Tous ces développements pourraient faire sourire les plus cyniques sur l’efficacité de l’Union voire, pire encore, réjouir les plus eurosceptiques, si, dans le même temps, le monde qui nous entoure ne continuait pas à avancer et si les excédents massifs d’épargne privée du vieux continent n’étaient mobilisés soit pour financer des déficits publics – loin de renforcer le potentiel économique de l’Europe soit dit en passant – soit pour financer la croissance d’autres régions!
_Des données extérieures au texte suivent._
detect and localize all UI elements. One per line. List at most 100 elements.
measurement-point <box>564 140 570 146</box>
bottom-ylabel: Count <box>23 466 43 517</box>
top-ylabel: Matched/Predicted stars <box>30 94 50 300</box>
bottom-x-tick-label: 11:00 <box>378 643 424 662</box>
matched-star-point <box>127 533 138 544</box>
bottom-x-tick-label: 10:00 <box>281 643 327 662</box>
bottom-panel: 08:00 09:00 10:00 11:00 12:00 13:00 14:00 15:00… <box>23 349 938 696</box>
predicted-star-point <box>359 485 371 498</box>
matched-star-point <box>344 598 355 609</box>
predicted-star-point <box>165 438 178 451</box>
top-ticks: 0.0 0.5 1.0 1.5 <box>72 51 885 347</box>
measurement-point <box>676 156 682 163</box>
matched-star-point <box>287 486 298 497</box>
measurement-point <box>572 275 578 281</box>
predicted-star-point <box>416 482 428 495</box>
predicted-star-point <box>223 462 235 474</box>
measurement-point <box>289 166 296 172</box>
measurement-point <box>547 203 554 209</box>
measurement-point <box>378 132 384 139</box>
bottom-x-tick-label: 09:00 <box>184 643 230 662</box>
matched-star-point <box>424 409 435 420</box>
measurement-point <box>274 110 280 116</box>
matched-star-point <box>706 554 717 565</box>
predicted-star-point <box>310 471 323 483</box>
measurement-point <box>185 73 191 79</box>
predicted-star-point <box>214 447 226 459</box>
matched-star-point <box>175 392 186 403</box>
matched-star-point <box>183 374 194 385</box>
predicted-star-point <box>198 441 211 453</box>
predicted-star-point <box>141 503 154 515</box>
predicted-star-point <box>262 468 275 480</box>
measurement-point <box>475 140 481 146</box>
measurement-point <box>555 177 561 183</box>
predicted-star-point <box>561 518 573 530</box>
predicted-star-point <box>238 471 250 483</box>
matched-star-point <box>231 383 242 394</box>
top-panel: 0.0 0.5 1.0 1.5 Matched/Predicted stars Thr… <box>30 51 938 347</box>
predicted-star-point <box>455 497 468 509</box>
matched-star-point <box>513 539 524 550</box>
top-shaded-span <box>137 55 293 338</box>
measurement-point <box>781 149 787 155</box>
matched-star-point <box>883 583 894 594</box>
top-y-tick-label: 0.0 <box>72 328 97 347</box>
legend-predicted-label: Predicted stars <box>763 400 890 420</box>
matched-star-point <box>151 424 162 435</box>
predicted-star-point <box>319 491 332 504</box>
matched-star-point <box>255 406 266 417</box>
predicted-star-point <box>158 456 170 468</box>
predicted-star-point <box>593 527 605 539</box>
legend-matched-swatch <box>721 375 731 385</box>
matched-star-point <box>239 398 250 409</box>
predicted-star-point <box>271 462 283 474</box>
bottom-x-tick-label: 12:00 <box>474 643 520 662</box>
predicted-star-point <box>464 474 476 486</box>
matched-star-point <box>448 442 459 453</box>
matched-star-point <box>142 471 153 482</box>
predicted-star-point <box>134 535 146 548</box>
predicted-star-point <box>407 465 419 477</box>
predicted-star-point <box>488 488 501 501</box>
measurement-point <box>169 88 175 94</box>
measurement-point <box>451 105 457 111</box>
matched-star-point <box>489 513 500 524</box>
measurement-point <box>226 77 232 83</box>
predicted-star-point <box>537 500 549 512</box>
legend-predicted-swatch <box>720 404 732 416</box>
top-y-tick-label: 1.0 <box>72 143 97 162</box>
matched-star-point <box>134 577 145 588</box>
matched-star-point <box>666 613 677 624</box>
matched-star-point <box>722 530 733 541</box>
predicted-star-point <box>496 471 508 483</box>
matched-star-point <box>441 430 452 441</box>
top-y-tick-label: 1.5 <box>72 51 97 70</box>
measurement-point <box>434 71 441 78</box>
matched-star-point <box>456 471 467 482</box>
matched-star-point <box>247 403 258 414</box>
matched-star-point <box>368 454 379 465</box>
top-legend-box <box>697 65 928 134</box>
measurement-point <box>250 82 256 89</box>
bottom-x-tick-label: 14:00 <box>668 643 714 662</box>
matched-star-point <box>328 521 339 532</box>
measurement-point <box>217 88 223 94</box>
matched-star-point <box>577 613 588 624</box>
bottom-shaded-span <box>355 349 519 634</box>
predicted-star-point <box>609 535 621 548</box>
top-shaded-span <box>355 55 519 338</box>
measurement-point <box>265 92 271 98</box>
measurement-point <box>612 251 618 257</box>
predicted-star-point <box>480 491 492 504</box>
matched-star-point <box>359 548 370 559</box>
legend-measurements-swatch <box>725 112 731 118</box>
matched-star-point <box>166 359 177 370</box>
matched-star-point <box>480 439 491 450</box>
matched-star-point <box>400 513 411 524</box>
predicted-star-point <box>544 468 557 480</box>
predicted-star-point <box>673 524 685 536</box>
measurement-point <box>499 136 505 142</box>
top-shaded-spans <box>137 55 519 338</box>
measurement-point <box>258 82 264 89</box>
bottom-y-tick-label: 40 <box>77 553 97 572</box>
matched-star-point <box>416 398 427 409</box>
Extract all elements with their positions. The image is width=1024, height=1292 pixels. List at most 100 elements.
De plus, dans un monde où les fondamentaux de l’économie américaine sont loin d’être flamboyants et affichent des vulnérabilités non négligeables (perte de contrôle sur l’inflation, dérive abyssale des finances publiques par exemple) et ou les derniers chiffres chinois peuvent susciter des interrogations sur la santé économique de l’Empire du Milieu, l’Europe ne peut plus adopter une simple position d’attente! Sa résistance à un choc exogène en provenance d’une des deux plus grandes économies mondiales peut être sujette à la plus grande méfiance.
On connait la capacité des européens à pondre des grands plans stratégiques qui, trop souvent, restent pavés de bonnes intentions. Le projet d’avion de combat franco-allemand en fait intégralement partie. Son échec n’est pas seulement l’expression d’un désaccord industriel sur la réalisation économiquement viable d’une idée qui fait sens sur le plan de la stratégie militaire européenne, c’est aussi l’expression d’une réalité: le cœur de l’Europe n’est pas capable de trouver les compromis nécessaires pour faire avancer l’Union.
Un fameux adage veut que «qui peut le plus peut le moins», Paris et Berlin n’ont pas montré l’exemple en la matière. Le projet n’était certes pas aisé mais son échec fracassant ne fera que donner du grain à moudre aux eurosceptiques!